OBSERVATIONS ON THE SITES OF REMOVAL OF BACTERIA FROM THE BLOOD IN PATIENTS WITH BACTERIAL ENDOCARDITIS

Paul B. Beeson M.D.1, Emmett S. Brannon M.D.1, and James V. Warren M.D.1

1 From the Medical Service of Grady Hospital and the Department of Medicine, Emory University School of Medicine, Atlanta

In 6 patients with bacterial endocarditis studies were made of the bacterial content of arterial and venous blood. Paired samples were collected, approximately simultaneously, from two different locations in the circulatory system, and colony counts were determined. As many as 48 specimens were taken for culture during a single period of study. Venous blood was drawn not only from different locations in the extremities, but also from the superior and inferior venae cavae, the right auricle, and the hepatic and renal veins.

As would be expected, colony counts were highest in arterial blood.

Blood from the antecubital veins gave colony counts only slightly lower than arterial blood. In the femoral veins, on the other hand, there were appreciably fewer organisms. This difference is attributed to the type of tissues drained by the two veins.

Colony counts in blood from the superior and inferior venae cavae were also lower than arterial counts, the ratio being comparable to that found in femoral vein blood.

In the renal veins colony counts were only slightly below the arterial level indicating that few organisms are removed from the blood during passage through the kidneys.

The greatest reduction in bacterial content was found in hepatic vein blood. In 3 of the 6 subjects this reduction amounted to more than 95 per cent, and in all subjects the difference was very considerable.

Mixed venous blood in the right auricle of the heart gave colony counts which were usually one-half to two-thirds as high as in corresponding samples of arterial blood.

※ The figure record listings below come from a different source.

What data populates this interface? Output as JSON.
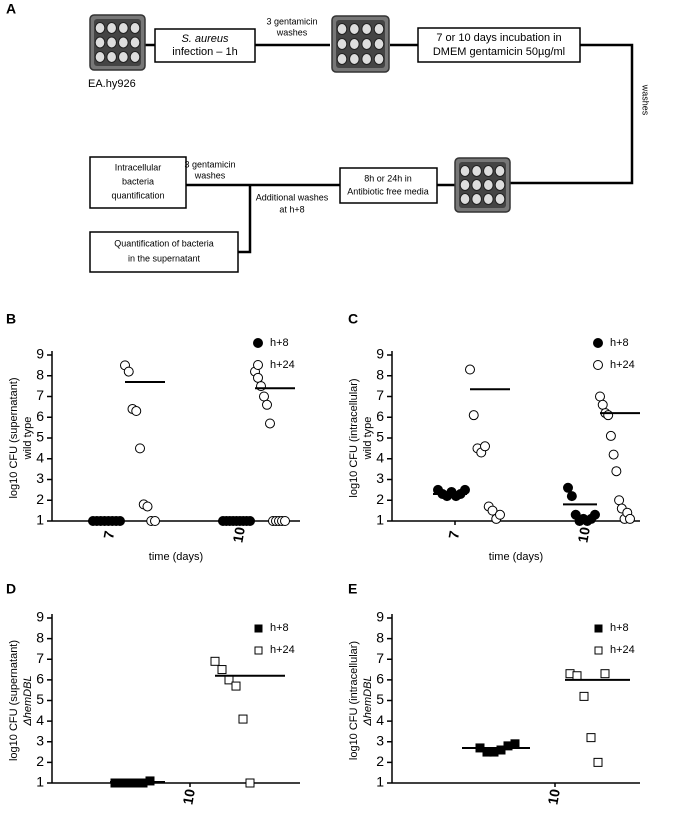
{
  "diagram": {
    "label": "A",
    "cell_line": "EA.hy926",
    "infection_species": "S. aureus",
    "infection_text": "infection – 1h",
    "wash1": [
      "3 gentamicin",
      "washes"
    ],
    "incubation": [
      "7 or 10 days incubation in",
      "DMEM gentamicin 50µg/ml"
    ],
    "wash2": "washes",
    "wash3": [
      "3 gentamicin",
      "washes"
    ],
    "antibiotic_free": [
      "8h or 24h in",
      "Antibiotic free media"
    ],
    "intracellular": [
      "Intracellular",
      "bacteria",
      "quantification"
    ],
    "additional": [
      "Additional washes",
      "at h+8"
    ],
    "supernatant": [
      "Quantification of bacteria",
      "in the supernatant"
    ]
  },
  "chart_data": [
    {
      "type": "dot",
      "panel": "B",
      "ylabel": [
        "log10 CFU (supernatant)",
        "wild type"
      ],
      "xlabel": "time (days)",
      "categories": [
        "7",
        "10"
      ],
      "ylim": [
        1,
        9
      ],
      "yticks": [
        1,
        2,
        3,
        4,
        5,
        6,
        7,
        8,
        9
      ],
      "series": [
        {
          "name": "h+8",
          "marker": "circle",
          "filled": true,
          "color": "#000000",
          "values": [
            [
              1,
              1,
              1,
              1,
              1,
              1,
              1,
              1
            ],
            [
              1,
              1,
              1,
              1,
              1,
              1,
              1,
              1,
              1
            ]
          ],
          "means": [
            1,
            1
          ]
        },
        {
          "name": "h+24",
          "marker": "circle",
          "filled": false,
          "color": "#000000",
          "values": [
            [
              8.5,
              8.2,
              6.4,
              6.3,
              4.5,
              1.8,
              1.7,
              1,
              1
            ],
            [
              8.2,
              7.9,
              7.5,
              7,
              6.6,
              5.7,
              1,
              1,
              1,
              1,
              1
            ]
          ],
          "means": [
            7.7,
            7.4
          ]
        }
      ]
    },
    {
      "type": "dot",
      "panel": "C",
      "ylabel": [
        "log10 CFU (intracellular)",
        "wild type"
      ],
      "xlabel": "time (days)",
      "categories": [
        "7",
        "10"
      ],
      "ylim": [
        1,
        9
      ],
      "yticks": [
        1,
        2,
        3,
        4,
        5,
        6,
        7,
        8,
        9
      ],
      "series": [
        {
          "name": "h+8",
          "marker": "circle",
          "filled": true,
          "color": "#000000",
          "values": [
            [
              2.5,
              2.3,
              2.2,
              2.4,
              2.2,
              2.3,
              2.5
            ],
            [
              2.6,
              2.2,
              1.3,
              1,
              1.1,
              1,
              1.1,
              1.3
            ]
          ],
          "means": [
            2.3,
            1.8
          ]
        },
        {
          "name": "h+24",
          "marker": "circle",
          "filled": false,
          "color": "#000000",
          "values": [
            [
              8.3,
              6.1,
              4.5,
              4.3,
              4.6,
              1.7,
              1.5,
              1.1,
              1.3
            ],
            [
              7,
              6.6,
              6.2,
              6.1,
              5.1,
              4.2,
              3.4,
              2,
              1.6,
              1.1,
              1.4,
              1.1
            ]
          ],
          "means": [
            7.35,
            6.2
          ]
        }
      ]
    },
    {
      "type": "dot",
      "panel": "D",
      "ylabel": [
        "log10 CFU (supernatant)",
        "ΔhemDBL"
      ],
      "categories": [
        "10"
      ],
      "ylim": [
        1,
        9
      ],
      "yticks": [
        1,
        2,
        3,
        4,
        5,
        6,
        7,
        8,
        9
      ],
      "series": [
        {
          "name": "h+8",
          "marker": "square",
          "filled": true,
          "color": "#000000",
          "values": [
            [
              1,
              1,
              1,
              1,
              1,
              1.1
            ]
          ],
          "means": [
            1.05
          ]
        },
        {
          "name": "h+24",
          "marker": "square",
          "filled": false,
          "color": "#000000",
          "values": [
            [
              6.9,
              6.5,
              6,
              5.7,
              4.1,
              1
            ]
          ],
          "means": [
            6.2
          ]
        }
      ]
    },
    {
      "type": "dot",
      "panel": "E",
      "ylabel": [
        "log10 CFU (intracellular)",
        "ΔhemDBL"
      ],
      "categories": [
        "10"
      ],
      "ylim": [
        1,
        9
      ],
      "yticks": [
        1,
        2,
        3,
        4,
        5,
        6,
        7,
        8,
        9
      ],
      "series": [
        {
          "name": "h+8",
          "marker": "square",
          "filled": true,
          "color": "#000000",
          "values": [
            [
              2.7,
              2.5,
              2.5,
              2.6,
              2.8,
              2.9
            ]
          ],
          "means": [
            2.7
          ]
        },
        {
          "name": "h+24",
          "marker": "square",
          "filled": false,
          "color": "#000000",
          "values": [
            [
              6.3,
              6.2,
              5.2,
              3.2,
              2,
              6.3
            ]
          ],
          "means": [
            6
          ]
        }
      ]
    }
  ]
}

An interesting finding in these studies was a remarkable constancy of the bacterial content of arterial blood, during periods of 1 or 2 hours. Despite the fact that a considerable portion of the bacteria which leave the heart in arterial blood appear to be removed during a single circuit of the body, the number of bacteria in successive samples of arterial blood shows little change. This indicates that in bacterial endocarditis organisms are discharged into the blood from the endocardial vegetations at a comparatively even rate, rather than in a haphazard fashion as a result of the breaking off of infected particles.